L'un de mes écuyers avait eu la bienveillance d'amener Ardadel à la soirée et je pus alors partir sans prendre la calèche dans laquelle nous étions arrivées avec les filles. Je pris le sac que j'avais laissé dans la calèche et enfila une combinaison jaune pour être plus à l'aise en me contorsionnant dans le véhicule pour cacher ma nudité. Le style n'était pas très esthétique, surtout la couleur, mais cela serait plus confortable pour monter à cheval. La couronne de fleurs toujours sur la tête, je posai mon pied dans l'étrier et grimpai sur le dos d'Ardadel qui souffla avec ses naseaux.
-J'ai un peu bu, avouai-je à ma monture en riant au vue de mon incapacité à être gracieuse.
Enfin, trois verres de liqueur de Riava, deux coupes de vin Sudiste, un jus de fleurs d'iris connue pour ses vertus euphorisantes, ce n'était pas « un peu bu » mais j'étais certaine que mon cheval ne s'en formaliserait pas.

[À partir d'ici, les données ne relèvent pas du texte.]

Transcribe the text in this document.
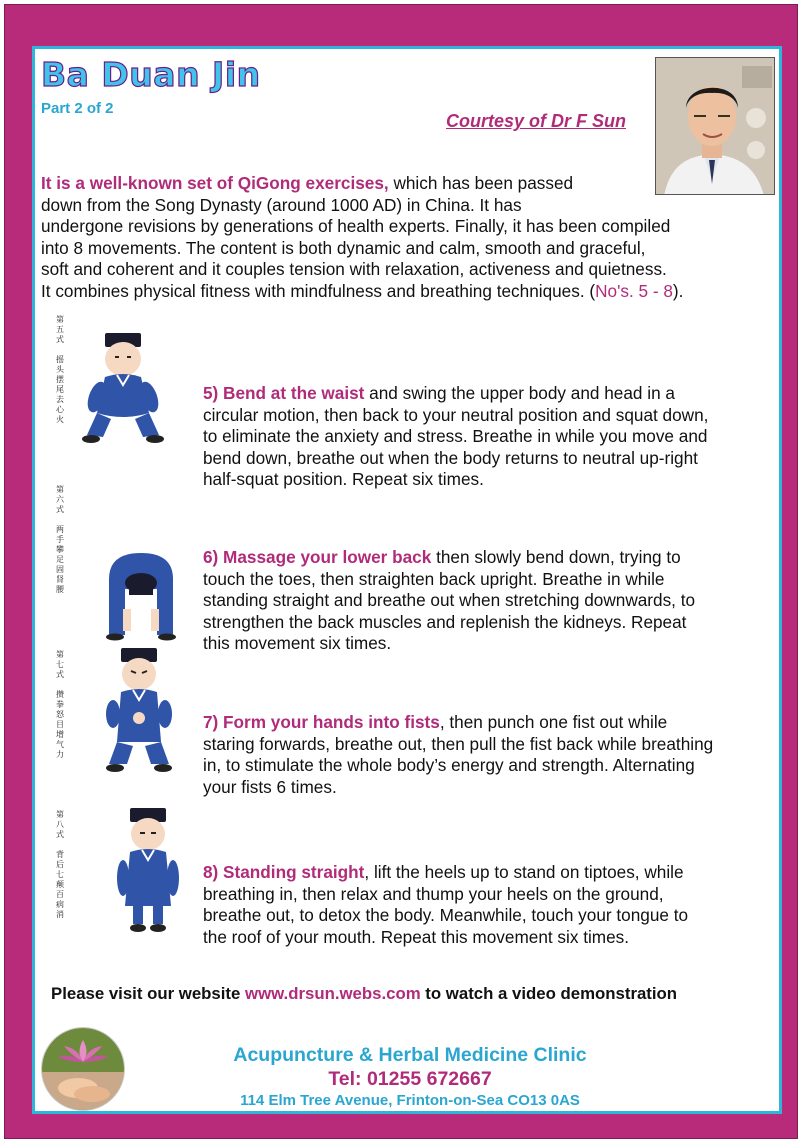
Ba Duan Jin
Part 2 of 2
Courtesy of Dr F Sun
It is a well-known set of QiGong exercises, which has been passed
down from the Song Dynasty (around 1000 AD) in China. It has
undergone revisions by generations of health experts. Finally, it has been compiled
into 8 movements. The content is both dynamic and calm, smooth and graceful,
soft and coherent and it couples tension with relaxation, activeness and quietness.
It combines physical fitness with mindfulness and breathing techniques. (No's. 5 - 8).
第
五
式

摇
头
摆
尾
去
心
火
5) Bend at the waist and swing the upper body and head in a
circular motion, then back to your neutral position and squat down,
to eliminate the anxiety and stress. Breathe in while you move and
bend down, breathe out when the body returns to neutral up-right
half-squat position. Repeat six times.
第
六
式

两
手
攀
足
固
肾
腰
6) Massage your lower back then slowly bend down, trying to
touch the toes, then straighten back upright. Breathe in while
standing straight and breathe out when stretching downwards, to
strengthen the back muscles and replenish the kidneys. Repeat
this movement six times.
第
七
式

攒
拳
怒
目
增
气
力
7) Form your hands into fists, then punch one fist out while
staring forwards, breathe out, then pull the fist back while breathing
in, to stimulate the whole body’s energy and strength. Alternating
your fists 6 times.
第
八
式

背
后
七
颠
百
病
消
8) Standing straight, lift the heels up to stand on tiptoes, while
breathing in, then relax and thump your heels on the ground,
breathe out, to detox the body. Meanwhile, touch your tongue to
the roof of your mouth. Repeat this movement six times.
Please visit our website www.drsun.webs.com to watch a video demonstration
Acupuncture & Herbal Medicine Clinic
Tel: 01255 672667
114 Elm Tree Avenue, Frinton-on-Sea CO13 0AS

Une fois bien installée sur ma scelle, je donnai un coup de talon et Ardadel partit au galop dans les rues pavées et désertes de Caravelle.
Le claquement sonore des sabots de mon cheval et le son du vent dans mes oreilles me donnait l'impression d'être un oiseau virevoltant où bon lui semblait. J'inspirai une grande goulée d'air, appréciant à sa juste valeur le parfum que libéraient les fleurs disposés un peu partout dans la Place Soleil. Cette sortie au clair de lune me fit le plus grand bien. Caravelle était une très belle ville, certainement plus belle que les trois autres capitales. Elle était harmonieuse, très colorée, et... musicale ?
Je tirai sur les rennes d'Ardadel pour le faire ralentir. Des saxophones et des trompettes faisaient résonner leur musique dans une rue du centre de la Place Soleil. Il y avait beaucoup de monde qui s'amusaient en se trémoussant alors que je m'approchais avec mon cheval. L'ambiance était à la fête et l'alcool dans mes veines m'invita à me joindre à eux. Je descendis du dos d'Ardadel et l'attachai à une rambarde de bois devant le petit resto qui avait installé un petit espace de danse en plein milieu de la rue. C'était convivial et à peine j'eus le temps de m'approcher qu'une fille me prit par la main et m'entraîna dans le rythme Jazz. Je la suivis et ne mis pas longtemps à me déhancher sur le groove qui se dégageait des musiciens. J'étais enfiévrée. Je ne connaissais personne et personne ne semblait m'avoir reconnu. C'était tellement agréable que je me laissai entraîner par les pas chorégraphiés d'un Charleston connu dans notre région. Cela faisait longtemps que j'en avais plus fais mais le souvenir de mes moments de danse avec Ether me revenait très vite en mémoire.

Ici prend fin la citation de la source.